The downturn on milk prices is very real. Undoubtedly the upturn will come, however, it’s managing until then that farmers need to be focussed on now. Irish dairy farm families are very resilient. Don’t lose faith just because of a cash loss this year. The upturn will come, but you don’t want to become a forced seller of assets in the meantime.
If the continued cost rise at farm level is not balanced by a milk price rise at some stage, less and less milk will be produced, and this is what will drive the upturn.
Dairy farmers across Europe, across the world, won’t continue to spread fertiliser and purchase feed for cows if the cost of production is well below the milk price. In the same way, why would tillage farmers spend big on machinery, fuel and fertiliser to grow barley produced at a loss.
Many thought we had arrived at a new level with global markets, where the price of dairy or grain commodities would sustain or even reward the ‘high quality, lower cost’ Irish produce. A new realisation is dawning as we speak.

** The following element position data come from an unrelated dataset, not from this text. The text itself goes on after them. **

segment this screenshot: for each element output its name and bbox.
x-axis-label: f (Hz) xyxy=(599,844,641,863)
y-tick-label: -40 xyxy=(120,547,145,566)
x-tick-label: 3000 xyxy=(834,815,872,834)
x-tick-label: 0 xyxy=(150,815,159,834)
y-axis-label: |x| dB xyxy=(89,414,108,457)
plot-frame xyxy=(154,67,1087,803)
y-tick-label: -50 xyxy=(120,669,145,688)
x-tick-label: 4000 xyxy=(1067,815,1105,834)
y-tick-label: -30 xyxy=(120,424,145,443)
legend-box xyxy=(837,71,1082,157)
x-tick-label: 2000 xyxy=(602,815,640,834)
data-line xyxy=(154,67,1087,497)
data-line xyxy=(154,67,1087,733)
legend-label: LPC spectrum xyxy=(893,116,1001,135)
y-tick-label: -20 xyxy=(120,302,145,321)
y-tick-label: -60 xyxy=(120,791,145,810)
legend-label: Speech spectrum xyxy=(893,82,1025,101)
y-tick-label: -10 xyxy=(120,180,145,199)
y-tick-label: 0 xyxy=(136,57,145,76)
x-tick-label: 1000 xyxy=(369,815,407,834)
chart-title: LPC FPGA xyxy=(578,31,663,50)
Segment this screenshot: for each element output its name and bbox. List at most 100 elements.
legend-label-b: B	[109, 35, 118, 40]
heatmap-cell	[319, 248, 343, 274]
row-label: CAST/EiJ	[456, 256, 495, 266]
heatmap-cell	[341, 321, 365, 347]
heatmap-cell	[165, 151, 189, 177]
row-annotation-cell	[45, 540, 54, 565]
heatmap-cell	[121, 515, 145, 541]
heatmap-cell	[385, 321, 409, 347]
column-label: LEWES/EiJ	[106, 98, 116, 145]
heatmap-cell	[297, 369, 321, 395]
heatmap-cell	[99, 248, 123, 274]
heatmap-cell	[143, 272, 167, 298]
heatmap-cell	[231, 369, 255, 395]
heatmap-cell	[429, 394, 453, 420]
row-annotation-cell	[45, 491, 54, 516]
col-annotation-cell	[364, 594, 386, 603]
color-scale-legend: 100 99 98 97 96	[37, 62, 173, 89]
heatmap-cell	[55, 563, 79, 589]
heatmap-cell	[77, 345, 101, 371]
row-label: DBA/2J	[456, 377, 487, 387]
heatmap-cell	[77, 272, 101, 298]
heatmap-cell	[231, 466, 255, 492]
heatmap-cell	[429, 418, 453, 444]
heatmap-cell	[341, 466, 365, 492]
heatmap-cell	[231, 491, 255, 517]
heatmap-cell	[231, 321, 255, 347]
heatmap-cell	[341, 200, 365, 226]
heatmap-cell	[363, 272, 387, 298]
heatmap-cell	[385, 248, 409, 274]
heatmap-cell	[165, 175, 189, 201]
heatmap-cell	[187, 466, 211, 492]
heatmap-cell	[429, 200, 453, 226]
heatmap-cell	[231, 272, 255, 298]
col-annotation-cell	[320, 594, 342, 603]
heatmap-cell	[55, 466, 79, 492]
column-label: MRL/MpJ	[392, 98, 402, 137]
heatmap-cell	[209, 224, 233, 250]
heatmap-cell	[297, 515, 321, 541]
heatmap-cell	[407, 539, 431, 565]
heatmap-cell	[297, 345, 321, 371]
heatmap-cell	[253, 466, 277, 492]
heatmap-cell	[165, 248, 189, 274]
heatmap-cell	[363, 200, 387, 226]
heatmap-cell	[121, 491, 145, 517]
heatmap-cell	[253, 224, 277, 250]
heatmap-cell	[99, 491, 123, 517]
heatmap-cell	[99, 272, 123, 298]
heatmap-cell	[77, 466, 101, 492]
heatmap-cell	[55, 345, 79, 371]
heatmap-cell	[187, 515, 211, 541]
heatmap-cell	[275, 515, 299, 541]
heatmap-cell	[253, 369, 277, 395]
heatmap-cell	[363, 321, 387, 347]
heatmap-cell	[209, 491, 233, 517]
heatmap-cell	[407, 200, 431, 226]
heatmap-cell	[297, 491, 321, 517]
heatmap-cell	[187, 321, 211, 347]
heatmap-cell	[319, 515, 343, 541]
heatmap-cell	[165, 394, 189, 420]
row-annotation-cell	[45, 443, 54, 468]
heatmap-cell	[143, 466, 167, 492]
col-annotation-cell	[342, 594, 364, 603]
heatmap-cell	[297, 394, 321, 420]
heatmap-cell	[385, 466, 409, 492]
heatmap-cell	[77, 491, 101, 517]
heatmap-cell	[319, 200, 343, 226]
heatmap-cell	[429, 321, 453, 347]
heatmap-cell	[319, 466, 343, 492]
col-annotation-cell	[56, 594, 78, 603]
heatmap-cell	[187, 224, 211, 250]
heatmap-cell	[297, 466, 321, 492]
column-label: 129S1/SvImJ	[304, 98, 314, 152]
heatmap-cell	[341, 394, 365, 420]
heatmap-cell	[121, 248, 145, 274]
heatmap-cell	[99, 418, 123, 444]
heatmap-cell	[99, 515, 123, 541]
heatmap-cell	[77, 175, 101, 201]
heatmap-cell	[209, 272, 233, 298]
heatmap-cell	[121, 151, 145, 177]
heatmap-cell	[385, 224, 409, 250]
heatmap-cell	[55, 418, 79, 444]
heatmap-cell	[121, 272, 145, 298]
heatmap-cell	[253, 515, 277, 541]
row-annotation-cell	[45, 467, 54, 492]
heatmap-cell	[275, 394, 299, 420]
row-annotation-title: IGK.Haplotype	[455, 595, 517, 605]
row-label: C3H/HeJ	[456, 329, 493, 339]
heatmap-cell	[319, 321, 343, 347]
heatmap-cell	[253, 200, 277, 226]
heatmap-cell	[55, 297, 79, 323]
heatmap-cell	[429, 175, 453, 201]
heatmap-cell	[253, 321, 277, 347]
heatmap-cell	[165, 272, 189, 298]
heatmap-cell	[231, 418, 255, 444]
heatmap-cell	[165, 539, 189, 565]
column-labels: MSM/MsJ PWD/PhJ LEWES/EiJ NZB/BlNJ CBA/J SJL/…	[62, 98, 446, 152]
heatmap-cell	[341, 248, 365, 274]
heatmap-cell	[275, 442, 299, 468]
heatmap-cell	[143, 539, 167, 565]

A base milk price at or near 30c/litre means all milk suppliers are losing 10 cent on every litre produced.
Given farm inflation, the purchasing power of the current milk price is far less than it was three years ago (see Aidan Brennan's dairy feature).
For the average 500,000 litre producer, losing 10 c/litre is a €50,000 loss in the year for a lot of work.
Yes, one year won’t make or break an industry that has had a good run for the last ten years, however, it can postpone development plans, make college fees harder to find, and force a rethink of what needs to happen at farm level.
So all of this is for individual farmers to grapple with in their own way. What loan repayments the business has, what financial reserves you have and your cost structure will all drive key decisions.
In some countries, business owners would halt principal loan repayments and pay interest only. In essence these are business decisions for each individual farmer to start considering now.
What can industry, Government or our Department do? In New Zealand this week I see its Labour and Green coalition government is delaying agricultural emissions pricing by nearly two years.
The Kiwi government wants to give hard pressed New Zealand dairy farmers more time to adapt business operations and maybe even compensate farmers for carbon sequestered on farm. They have also allocated a once-off €200m package to help farmers with this green conversion.
Thankfully the EU seems to be making progress on how to measure, value and trade carbon as evidenced by the agri committee decision in the European Parliament vote on Wednesday this week.
This fund needs to recognise what all farmers can bring to the carbon party, not just those on lower stocked farms.
Irish farmers continue to invest in better fertilisers, more modern nutrient spreading machinery, and funding more research in methane additives.
All of this while the sector is getting clobbered with more stringent regulations and stocking rate reduction policies. Global milk production is shifting. New Zealand is very dependent on China buying a lot of its milk powder (32% of NZ milk supply goes to China normally).
China currently has domestic problems, so the demand is not there and the Kiwi milk spills onto global markets.
China is also trying to produce more milk itself. About 40% of the global soybean production that’s traded now goes to China.
Most of that protein source is going from South America to China as the likes of Brazil respond and grow more soybean. Similarly, beef production is expanding hugely in Brazil.
We cannot deny an emerging middle class in China or India their progress. At the same time we cannot deny Irish food producers that have a competitive advantage to grow grass or produce grain the opportunity if the business model stacks up.
We have to be real on global production shifts, and Irish farmers will play their part in a sustainability drive, but they don’t want to be disadvantaged while the rest of the world passes them out.